Local church fellowship is indeed sometimes a discipline:
— Like any discipline, there are times when you do not “feel” like doing it, and you have to “make” yourself do it. Someone said years ago that if your family has to ask you on Sunday morning, “Are we going to church today”, that you have lost the battle. They should already KNOW that it is your commitment, that if you are in town, you will be going to church that day.
— In order to make this happen, we have to exercise the discipline of not planning things on that day. I’m not saying you can never miss, but I believe we are seeing a great increase over the past generation of people missing church for more and more other activities. I saw some statistics that bear this out, saying that one of the great differences in attendance from a generation or two ago is not that few people are attending church, but that the people who attend church are less frequent — that is, that they are missing more often.
I’m not saying you can never miss church if you take a vacation or go out of town. But missing just to go the lake or some other activity has become more and more common, and it should not be that way.
And of course, sports have taken the place of religion for a lot of people on Sundays, as more and more practices and games, which never used to take place on Sundays, are crowding church out. I can see where this is going. Cheryl & I took a trip to England in 2010, and as we were going to church one Sunday morning, where a small group of 30 or so were meeting, we passed by the park, where literally thousands of English had gotten together with their friends and their children, and were playing. Now, playing in the park is a good thing — but for most of the English, it had taken the place of gathering for worship. England is a dark place right now spiritually, and we are headed in the same direction, and you take the first step down that road by putting sports ahead of God on Sunday.
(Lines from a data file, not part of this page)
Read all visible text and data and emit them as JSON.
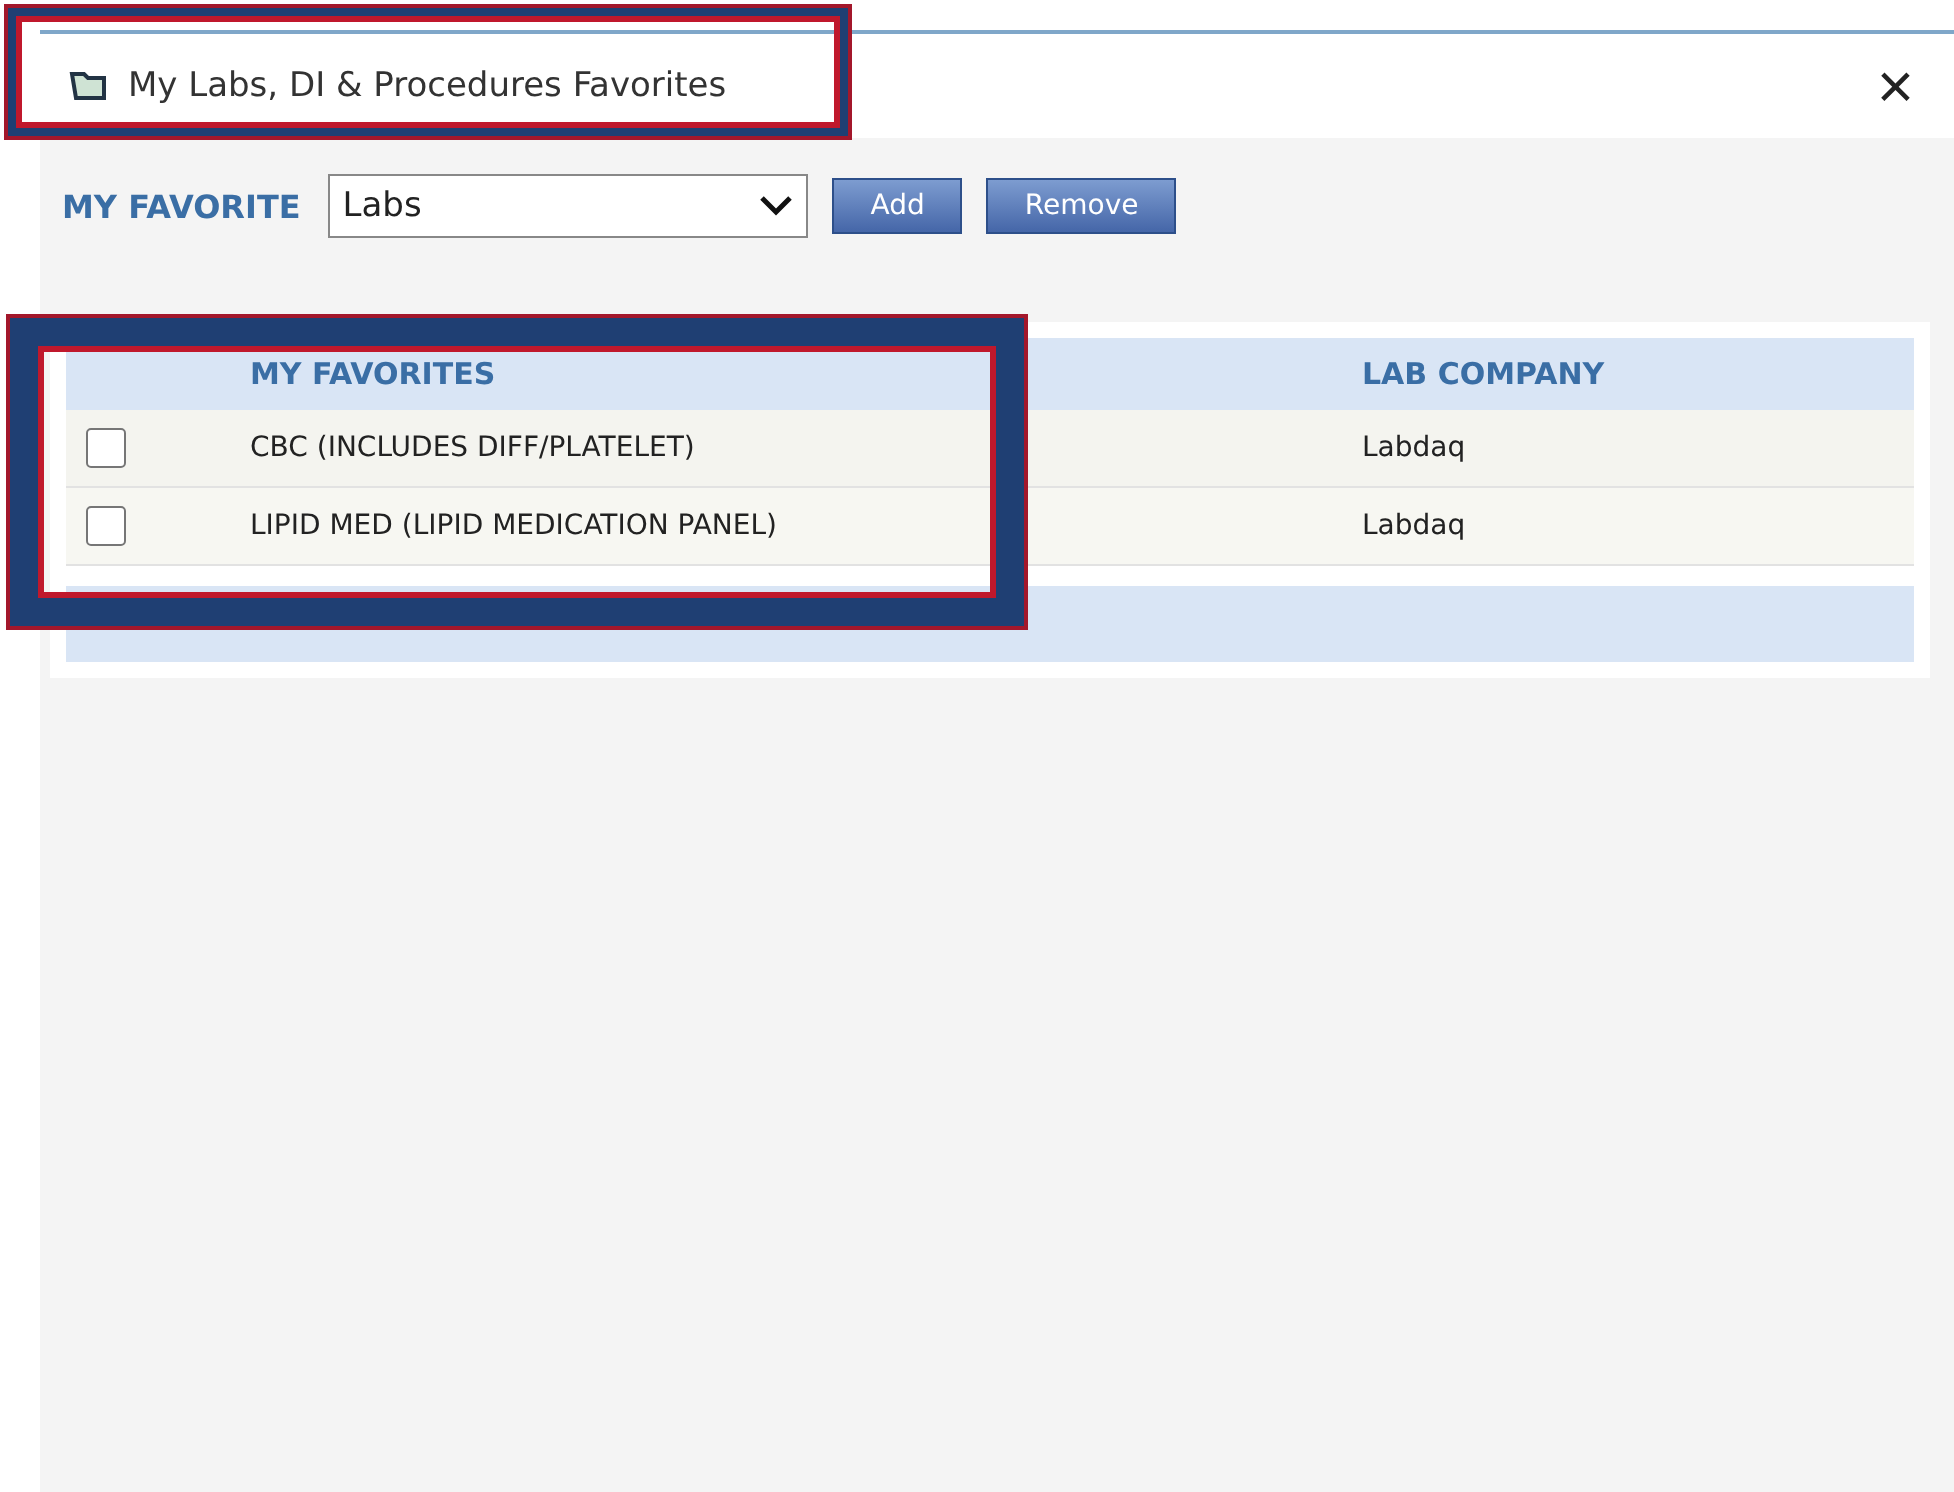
{
  "window": {
    "title": "My Labs, DI & Procedures Favorites",
    "close": "×"
  },
  "toolbar": {
    "label": "MY FAVORITE",
    "dropdown": {
      "value": "Labs"
    },
    "buttons": [
      "Add",
      "Remove"
    ]
  },
  "table": {
    "columns": [
      "MY FAVORITES",
      "LAB COMPANY"
    ],
    "rows": [
      {
        "name": "CBC (INCLUDES DIFF/PLATELET)",
        "company": "Labdaq",
        "checked": false
      },
      {
        "name": "LIPID MED (LIPID MEDICATION PANEL)",
        "company": "Labdaq",
        "checked": false
      }
    ]
  }
}
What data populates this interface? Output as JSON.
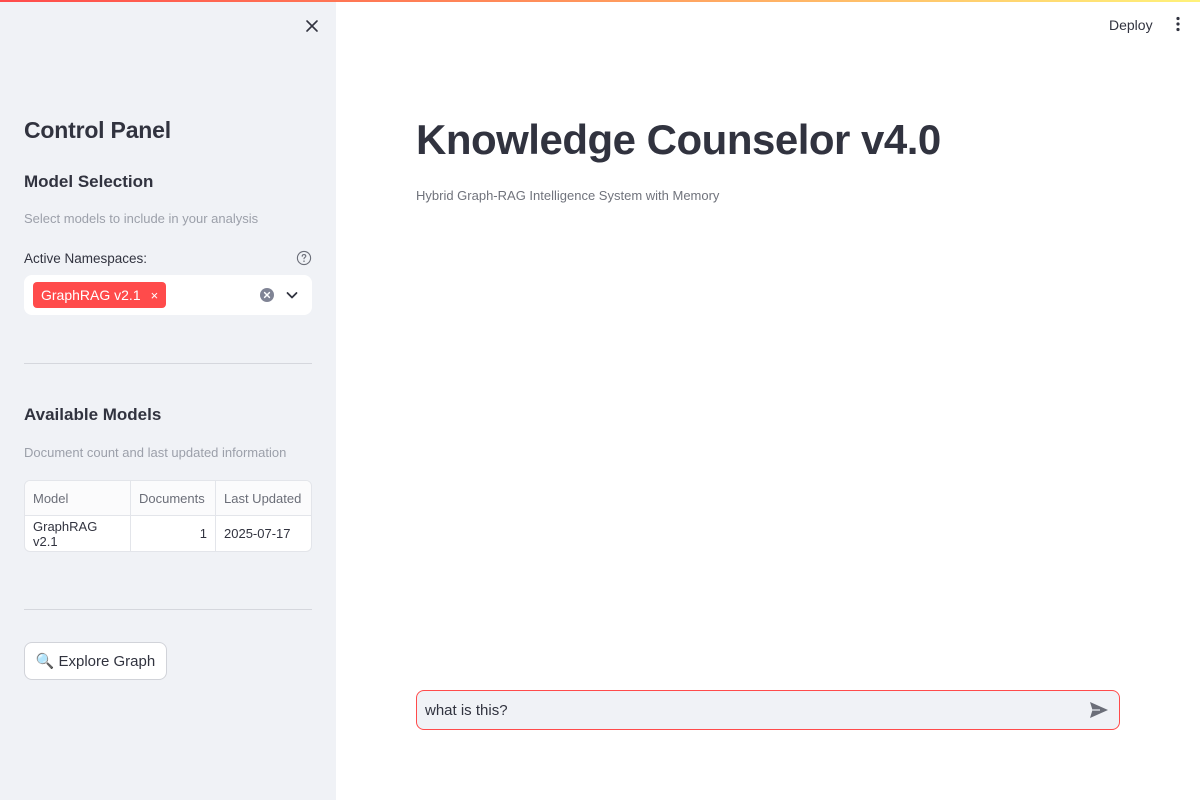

For many of us, the discipline of fellowship begins by not planning other things on Sundays.
— For others of us, the discipline of fellowship involves making adequate preparation for worship on Sunday. Some of us miss church — or even go to church but do not benefit from it — because we have stayed up so late, or done so much on Saturday that it keeps us from worship, or from enjoying worship, on Sunday. There might be some of us who would say, “Oh I would never schedule anything on a Sunday and miss church” — but the truth is, you stay up so late watching movies or football, or out with friends, or whatever, that when you do go to church you are practically worthless for really worshipping, or hearing anything He wants to do in your life. So part of the “discipline” of Sunday really involves some of your discipline for Saturday: don’t stay up too late; don’t do things that will so drain you physically that you can’t worship Sunday; prepare your lesson or prepare your heart for worship by making sure you have your quiet time on Saturday & Sunday. We have to discipline ourselves on Saturday, in order to have good fellowship on Sunday.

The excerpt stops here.